Youth in over 100 countries skipped school on March 15 to tell our leaders that they are failing to take climate change seriously. The youth will continue to do so until our leaders commit to action ensuring they inherit a habitable planet. Sounds like a reasonable ask to me.
In Toronto, I stood with many of these youth as they chanted and cheered outside of Queen’s Park. I hear from countless “experts” on climate change policy as part of my job, but to be honest, none have spurred me to action like the youth I’ve heard from at the now-regular Friday rallies. With witty signs like “May the Forest be with you” and “You’re killing yourselves, dumbass!!!” they have underlined the fallacy of our elected leaders saying they want to do something about a problem threatening every human on the planet, but actually not doing much of anything at all.
My own activism started in high school too, more than twenty years ago. My friends and I raised money to build a pollinator garden next to the school by putting on a music show. I played drums in a Blink 182 cover band and we sold baked goods. A lot of people laughed at us. But we got our garden. Six months later, it was bulldozed by the city to make way for a bigger baseball diamond. We were devastated. But we didn’t give up. We called the city, and called the local paper, which ran photos of our teenage faces looking very stern standing in front of piles of dirt. And then, the City replanted it, deciding under pressure that the baseball diamond was big enough. That’s when we learned that causing an uproar is an essential part of activism. You have to fight for what you want, and then you have to fight to keep it.
Climate change is a problem so vast it can seem paralyzing. And unfortunately, the people benefitting most from this inaction are working hard to block change. But there are many examples of social movements that took on big, complex issues facing significant opposition from the powers that be, and won.
Tommy Douglas, along with many labour and farm organizations, inspired thousands to believe that every Canadian deserved the right to quality health care. Martin Luther King Jr, Rosa Parks, and many other activists believed everyone deserved equal rights regardless of the colour of their skin. Activists have fought and won maternity leave, voting rights, marriage equality, and many other changes we take for granted (although many are still fighting for these rights around the world). These calls for a better and more equitable world all faced strong opposition, but in the end built movements so powerful they could not be ignored.

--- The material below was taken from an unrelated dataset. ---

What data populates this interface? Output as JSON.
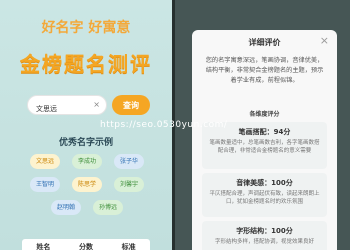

The scale of action needed to fight climate change will not happen without a loud, powerful social movement demanding this action. Governments won’t take deeper action unless we make it impossible for them not to act. The youth leading this movement understand this in a big way – but they can’t do it alone. We need people of all ages to speak up in their own way.
If you agree with the youth taking to the streets, remember to raise your voice too. There’s lots of ways to do this: joining protests, making phone calls to your local MP or MPP’s office, signing your name on a petition, writing a letter to the editor of a local paper, organizing events or town halls to talk about solutions. Your voice will mean more as part of a bigger, louder movement making it clear that governments will be held accountable if they don’t take fighting climate change seriously.
I’ll leave the last word to 16-year old activist Greta Thunberg, who started the youth climate strikes by sitting alone with a sign outside the Swedish parliament buildings. “Adults keep saying that we owe it to the young people to give them hope. But I don’t want your hope. I want you to panic. I want you to feel the fear I feel every day. And then I want you to act.”